Lisette: Ich stand vor mehreren Wänden mit Fotos, die in den Koffern der im KZ-Ermordeten gefunden wurden: Postkarten, Hochzeits- und Kinderfotos, Schnappschüsse bei der Arbeit oder in der Freizeit. Genauso fotografieren wir uns heute auch. Aber diese Menschen wurden alle gewaltsam ausgelöscht. Man kennt nicht einmal mehr ihre Namen. Das hat mich sehr berührt.

Ralf Piorr: Wie habt Ihr Euch an diesem Ort gefühlt?

Darius: Irgendwie war es unwirklich. Es war ein schöner Tag, wir spazierten über das riesige Gelände. Wir sind nicht mit Knüppeln durch das Lager getrieben wurden, ständig Angst und Verzweifelung im Nacken. Aber doch war es genau dieser Ort. Einige Besucher posierten vor dem Eingangstor mit der Aufschrift „Arbeit macht frei“ und ließen sich fotografieren. Das ist doch völlig absurd, oder?

Lisette: Während der fünfstündigen Führung durch das Lager konnte ich manchmal nicht mehr stehen. Dann dachte ich plötzlich: ‚Hier auf dem Appellplatz mussten die ausgehungerten Gefangenen bei Regen und Kälte stundenlang stehen. Wie hättest Du das ausgehalten, wenn Du jetzt schon jammerst.’ An so einem Ort werden die eigenen Bedürfnisse doch sehr relativ.

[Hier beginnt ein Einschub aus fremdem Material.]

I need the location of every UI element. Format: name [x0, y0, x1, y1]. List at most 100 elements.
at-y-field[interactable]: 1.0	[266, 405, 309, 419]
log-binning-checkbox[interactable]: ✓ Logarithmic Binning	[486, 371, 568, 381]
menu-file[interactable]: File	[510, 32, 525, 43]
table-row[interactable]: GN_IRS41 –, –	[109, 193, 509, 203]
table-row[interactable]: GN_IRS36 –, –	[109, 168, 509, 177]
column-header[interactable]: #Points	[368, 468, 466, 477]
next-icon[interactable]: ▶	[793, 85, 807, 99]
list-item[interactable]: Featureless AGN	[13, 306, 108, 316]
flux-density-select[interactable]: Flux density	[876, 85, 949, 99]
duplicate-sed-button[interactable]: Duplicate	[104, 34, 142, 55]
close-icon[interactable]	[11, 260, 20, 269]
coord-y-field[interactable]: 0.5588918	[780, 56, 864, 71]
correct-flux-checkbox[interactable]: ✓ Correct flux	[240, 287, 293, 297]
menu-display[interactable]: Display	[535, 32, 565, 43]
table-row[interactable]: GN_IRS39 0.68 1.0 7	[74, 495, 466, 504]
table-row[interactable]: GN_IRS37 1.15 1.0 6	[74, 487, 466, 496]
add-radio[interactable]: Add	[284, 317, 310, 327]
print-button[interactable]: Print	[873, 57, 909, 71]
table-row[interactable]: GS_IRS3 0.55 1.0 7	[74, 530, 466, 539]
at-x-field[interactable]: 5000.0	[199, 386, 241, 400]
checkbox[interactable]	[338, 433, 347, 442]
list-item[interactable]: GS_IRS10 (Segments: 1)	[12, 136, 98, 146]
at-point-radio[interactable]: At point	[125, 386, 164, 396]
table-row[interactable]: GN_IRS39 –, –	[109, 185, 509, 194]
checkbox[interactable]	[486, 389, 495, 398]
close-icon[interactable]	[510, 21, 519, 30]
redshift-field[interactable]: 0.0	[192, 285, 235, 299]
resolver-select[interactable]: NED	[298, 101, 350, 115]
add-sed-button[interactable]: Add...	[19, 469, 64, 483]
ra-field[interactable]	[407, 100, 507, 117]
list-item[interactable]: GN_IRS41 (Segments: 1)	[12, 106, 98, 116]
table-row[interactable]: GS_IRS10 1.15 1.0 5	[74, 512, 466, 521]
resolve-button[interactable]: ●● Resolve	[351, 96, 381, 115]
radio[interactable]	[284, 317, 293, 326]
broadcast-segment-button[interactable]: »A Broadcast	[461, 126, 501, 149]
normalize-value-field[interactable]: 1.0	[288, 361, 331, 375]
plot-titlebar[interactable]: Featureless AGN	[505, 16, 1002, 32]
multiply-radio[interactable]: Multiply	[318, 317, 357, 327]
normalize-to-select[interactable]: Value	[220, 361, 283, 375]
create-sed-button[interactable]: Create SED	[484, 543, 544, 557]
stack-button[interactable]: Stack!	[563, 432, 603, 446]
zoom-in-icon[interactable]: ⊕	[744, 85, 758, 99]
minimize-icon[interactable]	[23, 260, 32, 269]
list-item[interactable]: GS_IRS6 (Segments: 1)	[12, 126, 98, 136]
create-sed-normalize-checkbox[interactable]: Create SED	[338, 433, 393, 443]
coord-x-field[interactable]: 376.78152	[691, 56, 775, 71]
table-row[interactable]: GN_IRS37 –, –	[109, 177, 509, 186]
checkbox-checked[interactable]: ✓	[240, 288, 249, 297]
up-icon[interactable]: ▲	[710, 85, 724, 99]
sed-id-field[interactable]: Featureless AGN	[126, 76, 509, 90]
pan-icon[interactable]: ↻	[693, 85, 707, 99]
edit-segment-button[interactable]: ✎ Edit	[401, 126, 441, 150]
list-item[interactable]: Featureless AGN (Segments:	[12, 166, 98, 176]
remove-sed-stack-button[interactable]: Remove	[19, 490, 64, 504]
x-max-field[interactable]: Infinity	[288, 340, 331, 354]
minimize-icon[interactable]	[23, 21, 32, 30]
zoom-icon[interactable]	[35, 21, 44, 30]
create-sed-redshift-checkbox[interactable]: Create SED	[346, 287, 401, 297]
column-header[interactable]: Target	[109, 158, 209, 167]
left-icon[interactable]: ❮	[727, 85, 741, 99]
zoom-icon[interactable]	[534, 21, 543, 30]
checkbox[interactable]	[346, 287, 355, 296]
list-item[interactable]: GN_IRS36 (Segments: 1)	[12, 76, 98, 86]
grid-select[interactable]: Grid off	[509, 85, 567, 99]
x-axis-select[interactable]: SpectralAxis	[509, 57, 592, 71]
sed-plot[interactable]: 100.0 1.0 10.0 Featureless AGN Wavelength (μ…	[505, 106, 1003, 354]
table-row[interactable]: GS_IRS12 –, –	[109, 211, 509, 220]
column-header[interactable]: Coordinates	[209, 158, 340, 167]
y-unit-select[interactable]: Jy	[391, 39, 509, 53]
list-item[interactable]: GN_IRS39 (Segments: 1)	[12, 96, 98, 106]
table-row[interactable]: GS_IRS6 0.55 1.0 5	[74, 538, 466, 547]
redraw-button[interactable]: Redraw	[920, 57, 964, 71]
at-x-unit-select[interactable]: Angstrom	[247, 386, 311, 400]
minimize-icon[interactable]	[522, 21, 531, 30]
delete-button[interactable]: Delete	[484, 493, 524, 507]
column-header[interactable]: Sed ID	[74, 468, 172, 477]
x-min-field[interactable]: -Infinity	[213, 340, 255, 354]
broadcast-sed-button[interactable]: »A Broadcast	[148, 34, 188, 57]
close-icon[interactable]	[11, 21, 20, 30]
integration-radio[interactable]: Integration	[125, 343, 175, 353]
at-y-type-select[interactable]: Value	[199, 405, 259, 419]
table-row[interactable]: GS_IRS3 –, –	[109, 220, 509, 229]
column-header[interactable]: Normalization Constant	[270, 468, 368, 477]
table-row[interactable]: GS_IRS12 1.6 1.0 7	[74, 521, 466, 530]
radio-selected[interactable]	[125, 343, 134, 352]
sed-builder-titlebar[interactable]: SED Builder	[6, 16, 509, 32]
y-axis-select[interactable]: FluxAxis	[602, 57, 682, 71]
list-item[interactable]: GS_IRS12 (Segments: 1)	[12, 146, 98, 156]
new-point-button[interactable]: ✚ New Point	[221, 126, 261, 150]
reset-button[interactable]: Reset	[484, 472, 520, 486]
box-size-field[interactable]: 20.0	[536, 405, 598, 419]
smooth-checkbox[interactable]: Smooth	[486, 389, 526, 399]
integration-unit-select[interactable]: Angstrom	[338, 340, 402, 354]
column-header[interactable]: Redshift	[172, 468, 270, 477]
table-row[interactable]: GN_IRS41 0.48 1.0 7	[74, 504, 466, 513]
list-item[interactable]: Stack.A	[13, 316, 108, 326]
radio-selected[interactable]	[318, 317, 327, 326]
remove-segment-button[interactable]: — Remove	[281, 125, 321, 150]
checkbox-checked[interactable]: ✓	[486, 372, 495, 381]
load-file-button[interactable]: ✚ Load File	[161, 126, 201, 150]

Ralf Piorr: Wart Ihr schockiert?

Lisette:Ich war anfangs eher darüber geschockt, dass ich nur so wenig geschockt war. Erst im Nachhinein habe ich begriffen, dass es mit dieser ungeheuren Masse an Ermordeten zusammenhängt und mit diesem industriellen Prozess. Eine individuelle Geschichte, wie zum Beispiel die von Anne Frank, begreift man doch eher. Nachdem ich das verstanden habe, denke ich eigentlich noch mehr darüber nach.

Ralf Piorr: Habt Ihr Euch als „Deutsche“ schuldig gefühlt?

Lisette: Nein. Für die Taten trägt meine Generation keine Verantwortung mehr. Eher dafür, dass es nicht vergessen wird. Und dafür engagieren wir uns ja auch. Wir sind nicht die geschichtslose Generation, der neben Handys und PCs alles andere egal ist.

Darius: Es ist schon oft zitiert worden, aber trotzdem richtig: Es darf sich nicht wiederholen. Trotzdem gab es auch nach Auschwitz leider noch Verbrechen gegen die Menschlichkeit. Daran sieht man, wie aktuell das Thema ist. Man kann die Geschichte nicht ad acta legen.